Unconscious longings and conflicts such as these are especially apparent in the bizarre claims about "death panels." The sheer irrationality of the claims suggests that something psychically powerful and conflictual is at work. The fantasy behind these claims is that the handicapped, the elderly, and the demented, will be killed. What these groups have in common is that they're innocent and helpless. Those raising the specter of government ordered euthanasia are defending the innocence of others because they are so terribly conflicted about giving voice to their own. They feel terribly guilty and ashamed of their own legitimate dependency needs. Unable to accept them, they project them onto others, locating them-in a sense, the vulnerable and innocent parts of themselves--in others who are indisputably dependent to whose defense they can safely come. My view is that they can't experience fully that dimension of their own lives in which they are innocent and helpless, for example, in their families, communities, school systems, workplaces, and health care system. Their militancy on behalf of grandma is a disguised once-removed militancy on behalf of themselves.

We all have a longing to be cared for, a longing that unfortunately comes to feel inherently in conflict with autonomy and freedom. The conflicts that we all have about being deserving of such care thus get distorted and appear as anti-government paranoia. Our own internal sense of being undeserving of care becomes, then, a rejection of the need for care which becomes an external distrust of the care that is actually being offered. Government-as-caretaker becomes a threat rather than a gratification. If you see government as providing help, you are forced to accept that you need help, and that position is what ultimately is intolerable.

This dynamic process in which need becomes fear becomes anger is well known to clinicians who treat paranoid patients. The threat feels external to these patients, but the source of it is really internal, a fear of their own dependency needs being manipulated and used as a means to control them. The only way that they can feel safe and innocent is if they locate the problem outside them in some larger malevolent power and then aggressively defend themselves against that power. If they join with others in the process, all the better, since such imaginary communities provide a further sense of safety and connection. In the end, though, the paranoid system has to be continually replenished with new enemies, new threats, and, therefore, new dangers to battle. For the hard-core Right, egged on by their media and political patrons, the government provides an endless source of new enemies.

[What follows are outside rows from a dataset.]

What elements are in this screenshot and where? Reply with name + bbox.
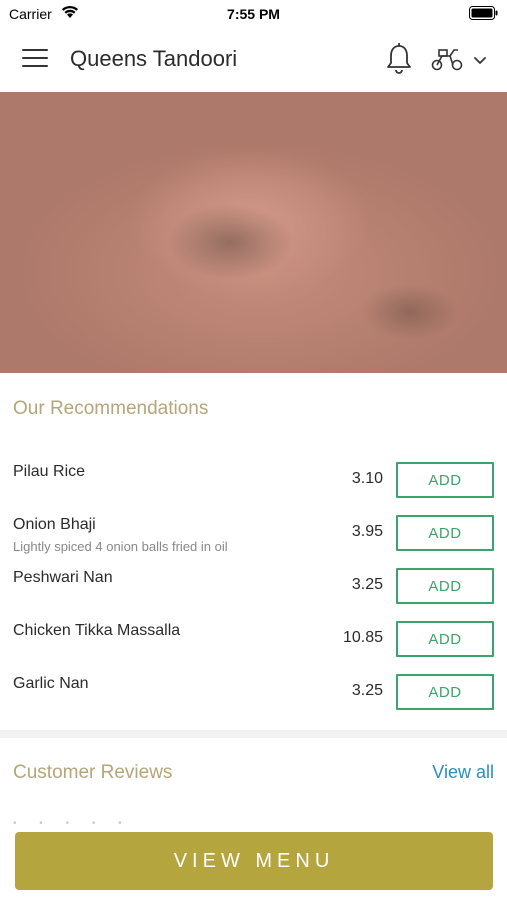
status-bar: Carrier 7:55 PM	[0, 0, 507, 28]
view-all-link[interactable]: View all	[432, 762, 494, 783]
item-price: 3.25	[351, 576, 383, 593]
reviews-title: Customer Reviews	[13, 762, 173, 783]
list-item: Peshwari Nan 3.25 ADD	[0, 559, 507, 612]
menu-icon[interactable]	[22, 49, 48, 71]
add-button[interactable]: ADD	[396, 568, 494, 604]
item-price: 3.25	[351, 682, 383, 699]
scooter-icon[interactable]	[430, 46, 464, 72]
item-name: Chicken Tikka Massalla	[13, 622, 181, 639]
status-time: 7:55 PM	[227, 6, 280, 22]
hero-image	[0, 92, 507, 373]
chevron-down-icon[interactable]	[472, 52, 488, 68]
item-description: Lightly spiced 4 onion balls fried in oi…	[13, 539, 228, 554]
recommendations-title: Our Recommendations	[13, 398, 209, 419]
add-button[interactable]: ADD	[396, 462, 494, 498]
bell-icon[interactable]	[384, 42, 414, 76]
app-bar: Queens Tandoori	[0, 28, 507, 92]
recommendations-list: Pilau Rice 3.10 ADD Onion Bhaji Lightly …	[0, 453, 507, 718]
item-price: 3.10	[351, 470, 383, 487]
item-name: Onion Bhaji	[13, 516, 96, 533]
add-button[interactable]: ADD	[396, 621, 494, 657]
section-divider	[0, 730, 507, 738]
add-button[interactable]: ADD	[396, 674, 494, 710]
battery-icon	[469, 6, 498, 20]
item-name: Garlic Nan	[13, 675, 89, 692]
item-name: Pilau Rice	[13, 463, 86, 480]
add-button[interactable]: ADD	[396, 515, 494, 551]
item-name: Peshwari Nan	[13, 569, 113, 586]
page-title: Queens Tandoori	[70, 46, 238, 71]
list-item: Garlic Nan 3.25 ADD	[0, 665, 507, 718]
list-item: Chicken Tikka Massalla 10.85 ADD	[0, 612, 507, 665]
rating-stars-icon: • • • • •	[13, 818, 132, 829]
view-menu-button[interactable]: VIEW MENU	[15, 832, 493, 890]
list-item: Onion Bhaji Lightly spiced 4 onion balls…	[0, 506, 507, 559]
item-price: 3.95	[351, 523, 383, 540]
item-price: 10.85	[342, 629, 383, 646]
list-item: Pilau Rice 3.10 ADD	[0, 453, 507, 506]
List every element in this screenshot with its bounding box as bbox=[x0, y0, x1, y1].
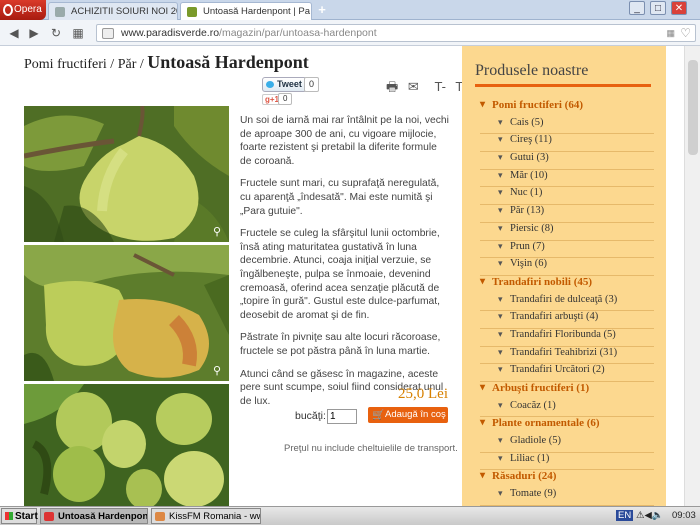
category-list: Pomi fructiferi (64) Cais (5) Cireş (11)… bbox=[480, 99, 654, 506]
url-input[interactable]: www.paradisverde.ro/magazin/par/untoasa-… bbox=[96, 24, 696, 42]
description-paragraph: Fructele se culeg la sfârşitul lunii oct… bbox=[240, 228, 440, 321]
tab-untoasa-hardenpont[interactable]: Untoasă Hardenpont | Pa bbox=[180, 2, 312, 20]
category-gutui[interactable]: Gutui (3) bbox=[480, 152, 654, 170]
page-scrollbar[interactable] bbox=[684, 46, 700, 506]
quantity-input[interactable] bbox=[327, 409, 357, 424]
maximize-window-button[interactable]: □ bbox=[650, 1, 666, 15]
forward-arrow-icon[interactable]: ▶ bbox=[26, 25, 42, 41]
breadcrumb: Pomi fructiferi / Păr / Untoasă Hardenpo… bbox=[24, 52, 309, 73]
twitter-bird-icon bbox=[266, 81, 274, 88]
category-par[interactable]: Păr (13) bbox=[480, 205, 654, 223]
gplus-count: 0 bbox=[278, 93, 293, 105]
site-favicon-icon bbox=[187, 7, 197, 17]
description-paragraph: Păstrate în pivniţe sau alte locuri răco… bbox=[240, 332, 441, 357]
cart-icon: 🛒 bbox=[372, 410, 385, 421]
tray-icons: ⚠◀🔈 bbox=[636, 510, 664, 521]
category-trandafiri-arbusti[interactable]: Trandafiri arbuşti (4) bbox=[480, 311, 654, 329]
site-info-icon bbox=[102, 28, 114, 39]
taskbar: Start Untoasă Hardenpont ... KissFM Roma… bbox=[0, 506, 700, 525]
windows-logo-icon bbox=[5, 512, 13, 520]
page-icon bbox=[55, 7, 65, 17]
category-nuc[interactable]: Nuc (1) bbox=[480, 187, 654, 206]
category-cires[interactable]: Cireş (11) bbox=[480, 134, 654, 153]
category-gladiole[interactable]: Gladiole (5) bbox=[480, 435, 654, 453]
start-button[interactable]: Start bbox=[1, 508, 38, 524]
category-pomi-fructiferi[interactable]: Pomi fructiferi (64) bbox=[480, 99, 654, 117]
pear-photo-image bbox=[24, 384, 229, 506]
pear-photo-image bbox=[24, 106, 229, 242]
browser-icon bbox=[155, 512, 165, 521]
opera-menu-button[interactable]: Opera bbox=[0, 0, 46, 20]
add-to-cart-button[interactable]: 🛒 Adaugă în coş bbox=[368, 407, 448, 423]
pear-photo-image bbox=[24, 245, 229, 381]
product-photo-3[interactable] bbox=[24, 384, 229, 506]
category-visin[interactable]: Vişin (6) bbox=[480, 258, 654, 276]
category-mar[interactable]: Măr (10) bbox=[480, 170, 654, 188]
back-arrow-icon[interactable]: ◀ bbox=[6, 25, 22, 41]
category-rasaduri[interactable]: Răsaduri (24) bbox=[480, 470, 654, 488]
email-icon[interactable]: ✉ bbox=[408, 79, 419, 94]
opera-icon bbox=[3, 4, 13, 16]
quantity-label: bucăţi: bbox=[295, 410, 326, 422]
page-title: Untoasă Hardenpont bbox=[147, 52, 309, 72]
category-cais[interactable]: Cais (5) bbox=[480, 117, 654, 135]
speed-dial-icon[interactable]: ▦ bbox=[70, 25, 86, 41]
heart-bookmark-icon[interactable]: ♡ bbox=[680, 26, 691, 40]
tweet-count: 0 bbox=[304, 77, 320, 92]
zoom-icon[interactable]: ⚲ bbox=[213, 365, 225, 377]
category-trandafiri-nobili[interactable]: Trandafiri nobili (45) bbox=[480, 276, 654, 294]
shipping-note: Preţul nu include cheltuielile de transp… bbox=[284, 443, 458, 454]
category-piersic[interactable]: Piersic (8) bbox=[480, 223, 654, 241]
category-coacaz[interactable]: Coacăz (1) bbox=[480, 400, 654, 418]
category-trandafiri-urcatori[interactable]: Trandafiri Urcători (2) bbox=[480, 364, 654, 382]
language-indicator[interactable]: EN bbox=[616, 510, 634, 521]
tweet-button[interactable]: Tweet bbox=[262, 77, 307, 92]
font-smaller-button[interactable]: T- bbox=[434, 79, 446, 94]
address-toolbar: ◀ ▶ ↻ ▦ www.paradisverde.ro/magazin/par/… bbox=[0, 20, 700, 46]
reload-icon[interactable]: ↻ bbox=[48, 25, 64, 41]
sidebar-divider bbox=[475, 84, 651, 87]
close-window-button[interactable]: ✕ bbox=[671, 1, 687, 15]
taskbar-item-kissfm[interactable]: KissFM Romania - www.k... bbox=[151, 508, 261, 524]
product-description: Un soi de iarnă mai rar întâlnit pe la n… bbox=[240, 114, 450, 417]
minimize-window-button[interactable]: _ bbox=[629, 1, 645, 15]
tab-achizitii[interactable]: ACHIZITII SOIURI NOI 20 bbox=[48, 2, 178, 20]
category-plante-ornamentale[interactable]: Plante ornamentale (6) bbox=[480, 417, 654, 435]
category-arbusti-fructiferi[interactable]: Arbuşti fructiferi (1) bbox=[480, 382, 654, 400]
sidebar-title: Produsele noastre bbox=[475, 62, 589, 79]
category-trandafiri-floribunda[interactable]: Trandafiri Floribunda (5) bbox=[480, 329, 654, 347]
product-photo-2[interactable]: ⚲ bbox=[24, 245, 229, 381]
extensions-icon[interactable]: ▦ bbox=[666, 28, 675, 39]
category-trandafiri-teahibrizi[interactable]: Trandafiri Teahibrizi (31) bbox=[480, 347, 654, 365]
description-paragraph: Un soi de iarnă mai rar întâlnit pe la n… bbox=[240, 115, 449, 167]
category-liliac[interactable]: Liliac (1) bbox=[480, 453, 654, 471]
print-icon[interactable]: 🖶 bbox=[386, 79, 398, 94]
browser-tab-bar: Opera ACHIZITII SOIURI NOI 20 Untoasă Ha… bbox=[0, 0, 700, 20]
clock: 09:03 bbox=[672, 510, 696, 521]
category-tomate[interactable]: Tomate (9) bbox=[480, 488, 654, 506]
sidebar: Produsele noastre Pomi fructiferi (64) C… bbox=[462, 46, 666, 506]
scrollbar-thumb[interactable] bbox=[688, 60, 698, 155]
category-prun[interactable]: Prun (7) bbox=[480, 241, 654, 259]
breadcrumb-path[interactable]: Pomi fructiferi / Păr / bbox=[24, 57, 147, 72]
product-photo-1[interactable]: ⚲ bbox=[24, 106, 229, 242]
opera-icon bbox=[44, 512, 54, 521]
category-trandafiri-dulceata[interactable]: Trandafiri de dulceaţă (3) bbox=[480, 294, 654, 312]
zoom-icon[interactable]: ⚲ bbox=[213, 226, 225, 238]
description-paragraph: Fructele sunt mari, cu suprafaţă neregul… bbox=[240, 178, 440, 217]
taskbar-item-opera[interactable]: Untoasă Hardenpont ... bbox=[40, 508, 148, 524]
web-page: Pomi fructiferi / Păr / Untoasă Hardenpo… bbox=[0, 46, 700, 506]
new-tab-button[interactable]: + bbox=[314, 3, 330, 18]
product-price: 25,0 Lei bbox=[398, 386, 448, 402]
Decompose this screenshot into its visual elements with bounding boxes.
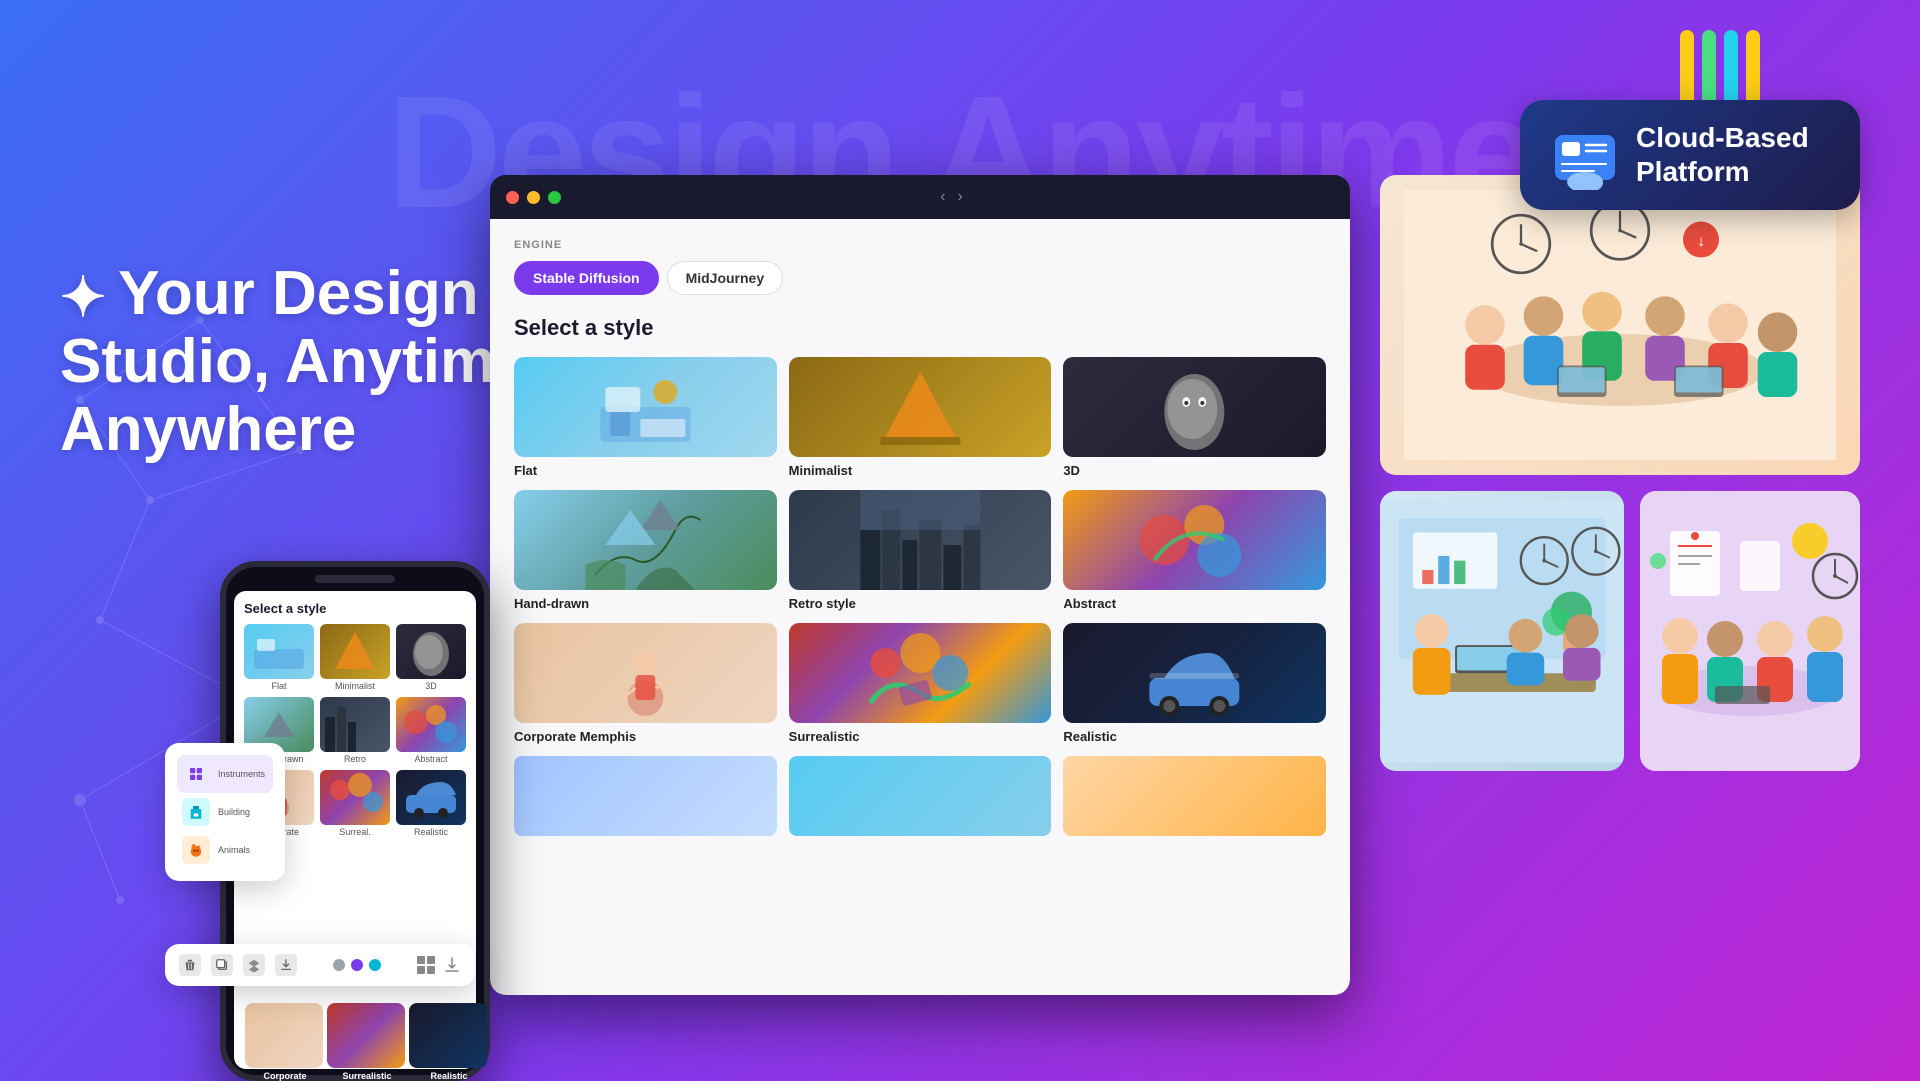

The answer to this type of dynamic in which feelings of helplessness, dependency, and innocence are so dangerous isn't through reason. In my experience, there are two options. The first is to give up on attempts to reach them, an approach that I think is perfectly appropriate for many of the hard-line paranoid anti-government types. I am generally a therapeutic optimist except in cases where there is significant paranoia. Since everything I do or say is seen through a paranoid filter, there is little chance for me to reach the person. Politically, we shouldn't try. We should outvote them, outfight them, and defeat them. The other option, appropriate with other less rigid and brittle members of this psychic class is take a longer view. In these cases, while defeating them politically we have to also disprove or disconfirm their experience in practice, to provide over time experiences in which they can feel some control but also get helped. It's almost as if you have to take care of them in spite of themselves, in ways that allow them the maximum amount of freedom and the maximum autonomy to say No. Only then will you stand a chance of them hearing your arguments.